My question is, why was this design chosen? Why couldn’t a sign be included as part of the grammar? For reference, Java does not include a minus sign as part of Integer Literals either, but does include it in floating-point literals see (search for SignedInteger).

1 Like

I guess only the Kotlin devs can answer that. My guess is that they thought the unary operator was sufficient and that complication the grammar wasn’t worth it. You also want to avoid ambiguity, so if -1 could be interpreted as -1 literal as well as a unary minus plus a 1 literal that’s probably bad. I personally feel this could have been prevented easily by giving the unary minus operator a higher precedence than the dot operator. But I’m not a language designer, so I don’t know if that would have had other negative side effects.

As I recall, the reason was to avoid having different semantics of the expressions
-1.toByte() and -x.toByte(), where val x = 1

I have a separate question: why does Byte.unaryMinus() return an Int instead of the obvious Byte? Fixing that would fix this issue. I’ve filed KT-31611 in light of this question.

TL;DR for others: This behavior was inherited from Java, but I find Java’s behavior itself to be questionable and arguably buggy.

I believe it is healthy to question established rules from time to time.
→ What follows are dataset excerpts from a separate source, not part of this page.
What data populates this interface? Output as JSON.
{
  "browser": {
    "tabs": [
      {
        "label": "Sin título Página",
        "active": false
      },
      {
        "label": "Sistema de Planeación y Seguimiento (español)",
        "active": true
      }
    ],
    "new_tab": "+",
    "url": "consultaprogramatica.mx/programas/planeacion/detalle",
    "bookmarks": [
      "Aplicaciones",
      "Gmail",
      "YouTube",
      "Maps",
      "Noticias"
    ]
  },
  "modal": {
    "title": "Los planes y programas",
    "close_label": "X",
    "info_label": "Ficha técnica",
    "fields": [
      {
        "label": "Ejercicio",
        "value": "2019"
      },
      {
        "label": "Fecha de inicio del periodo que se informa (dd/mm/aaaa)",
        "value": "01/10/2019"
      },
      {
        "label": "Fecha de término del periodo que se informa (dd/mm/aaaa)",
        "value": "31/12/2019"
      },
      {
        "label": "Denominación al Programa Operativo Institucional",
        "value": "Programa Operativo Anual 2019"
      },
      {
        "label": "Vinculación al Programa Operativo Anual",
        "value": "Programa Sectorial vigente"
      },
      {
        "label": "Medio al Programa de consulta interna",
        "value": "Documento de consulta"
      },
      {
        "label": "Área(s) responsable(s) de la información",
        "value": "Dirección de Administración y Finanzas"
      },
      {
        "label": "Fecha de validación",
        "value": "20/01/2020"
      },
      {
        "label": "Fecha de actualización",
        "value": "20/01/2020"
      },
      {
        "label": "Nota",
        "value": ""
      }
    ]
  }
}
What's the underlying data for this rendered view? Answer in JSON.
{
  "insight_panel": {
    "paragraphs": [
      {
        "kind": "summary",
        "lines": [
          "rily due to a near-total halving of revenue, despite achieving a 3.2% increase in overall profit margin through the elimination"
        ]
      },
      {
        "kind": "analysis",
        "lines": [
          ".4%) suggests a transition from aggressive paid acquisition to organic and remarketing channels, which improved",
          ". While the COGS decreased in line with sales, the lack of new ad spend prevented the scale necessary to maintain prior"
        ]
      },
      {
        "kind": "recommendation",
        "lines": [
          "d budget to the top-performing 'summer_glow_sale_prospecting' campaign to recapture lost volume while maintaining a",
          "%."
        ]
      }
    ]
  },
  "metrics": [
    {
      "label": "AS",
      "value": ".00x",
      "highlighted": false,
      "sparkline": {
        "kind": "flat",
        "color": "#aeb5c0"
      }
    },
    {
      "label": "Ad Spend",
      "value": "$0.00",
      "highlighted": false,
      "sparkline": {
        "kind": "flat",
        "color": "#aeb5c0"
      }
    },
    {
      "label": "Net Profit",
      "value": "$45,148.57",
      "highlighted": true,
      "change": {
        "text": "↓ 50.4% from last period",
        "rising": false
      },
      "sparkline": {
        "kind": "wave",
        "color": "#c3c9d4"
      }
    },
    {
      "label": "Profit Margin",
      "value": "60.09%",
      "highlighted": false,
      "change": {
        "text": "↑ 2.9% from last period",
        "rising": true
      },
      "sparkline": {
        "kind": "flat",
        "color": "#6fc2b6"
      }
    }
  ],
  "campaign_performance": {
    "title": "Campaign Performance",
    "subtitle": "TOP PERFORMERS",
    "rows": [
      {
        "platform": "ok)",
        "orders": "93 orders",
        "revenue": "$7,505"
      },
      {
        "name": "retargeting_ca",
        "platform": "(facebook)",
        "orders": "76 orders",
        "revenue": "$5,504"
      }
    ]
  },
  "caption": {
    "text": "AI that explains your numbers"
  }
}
In order to properly question something, one must attempt to understand the original decision and any reasons that are given to support it.

The reason for unary minus converting a byte to an int isn’t that hard to find: JVM Spec section 2.11.1

If each typed instruction supported all of the Java Virtual Machine’s run-time data types, there would be more instructions than could be represented in a byte.

Kotlin users, remember that most choices are not as clear cut as may appear, many are tradeoffs between performance and simplicity.

1 Like

The reason for having unary minus converting a byte to an int was mostly consistency with Java rather than the lack of JVM instructions. It is not a hard constraint to represent an each operation on primitive types with exactly one bytecode instruction.

Obviously the signature of Kotlin’s Byte.unaryMinus() was chosen in order to preserve consistency.

What was in question was why Java chose to convert bytes and shorts to int when performing arithmetic operations. The JVM Spec clearly justifies this by saying that there wouldn’t be enough typed bytecodes and so it was decided to optimize for use of ints more than bytes and shorts.

As to why JVM bytecodes are typed, I couldn’t find anything definitive. A question on StackOverflow has a few insightful answers.

It may not be difficult to specify and implement a virtual machine whose opcodes are untyped, but that was not the direction the designers of the JVM took.

I guess another benefit of having unaryMinus() return an Int is that it correctly handles the case where the value is -128, and so its negation isn’t representable as a Byte.